Martin cursed his luck and, back in his car, got out his London Streetfinder. The nearest hospital was the Chelsea and Westminster on the Fulham Road, and he drove there directly If she was dead, he was done for.

The nurse in casualty informed him that Miss Nevin had been moved. Was he a relative?

An old friend, Martin told her. He'd been to her home and discovered there'd been an accident … some sort of trouble … ? If he could see Vi and set his mind at rest that she was all right … So that he in turn could let their mutual friends and her relatives know … ? He should have shaved, he thought. He should have worn the Armani jacket. He should have prepared for an eventuality beyond the simple knocking on a door, gaining admittance, and coercing cooperation.

Miss Schubert—for such was the name on her identification badge—eyed him with the open animosity of the overworked and the underpaid. She consulted a clipboard and gave him a room number. He didn't miss the fact that when he thanked her and headed towards the elevators, she reached for a phone.

Thus, he wasn't entirely unprepared for the sight of a uniformed constable seated outside the closed door of Vi Nevin's room.
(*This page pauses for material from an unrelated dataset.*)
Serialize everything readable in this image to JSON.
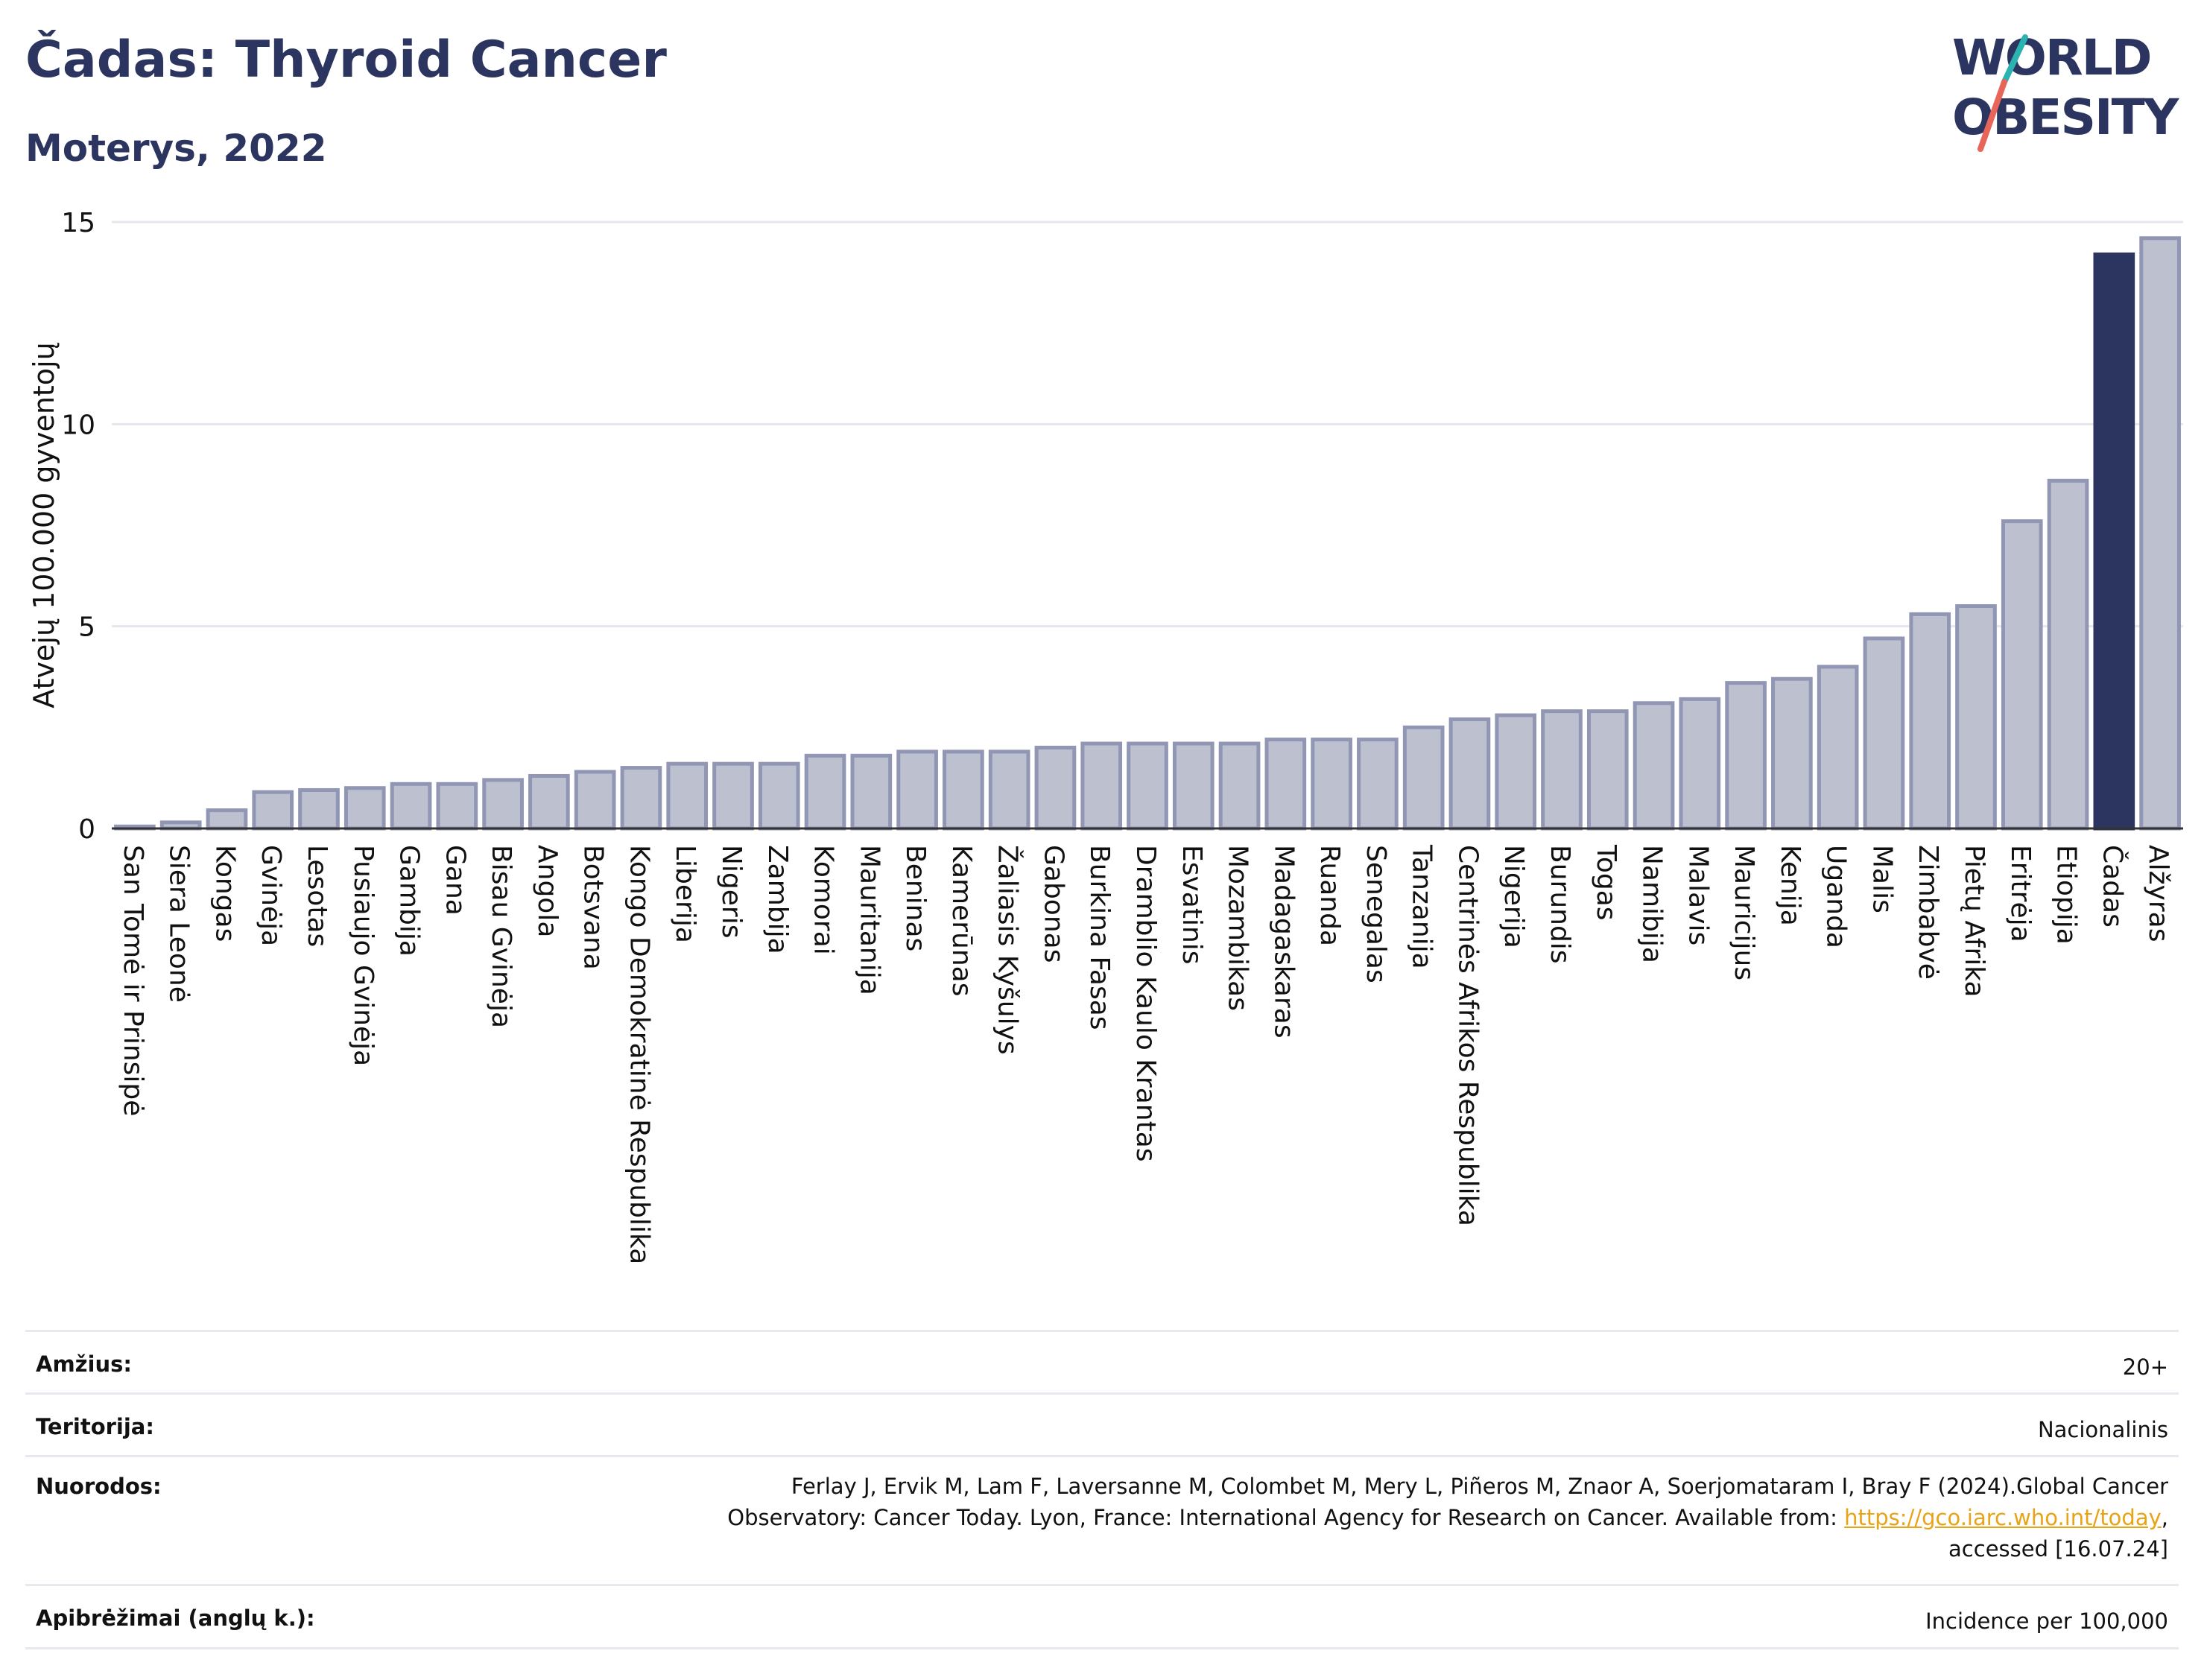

He was, however, completely unprepared for the appearance of the orange-haired harpy in a crumpled pantsuit who was sitting next to the cop. She leapt to her feet and came hurtling in Martin's direction the moment she saw him.

She shrieked, “It's 'im, it's 'im, it's 'im!” She flew at Martin like a starving hawk with a rabbit in sight, and she sank her talons into the front of his shirt and screeched, “I'll kill you. Bastard. Bastard!”

She shoved him into the wall and butted him with her head. His own head flew back and smacked against the edge of a notice board. His jaw clamped shut. Teeth sinking into his tongue, he tasted blood. She'd ripped the buttons from his shirt and gone for his neck when the constable finally managed to pull her off. Whereupon she began screaming, “Arrest him! He's the one! Arrest him! Arrest him!” and the constable asked for Martin's ID. He somehow dispersed a small crowd that had gathered at the end of the corridor to watch the unfolding scene, a minor kindness for which Martin was grateful.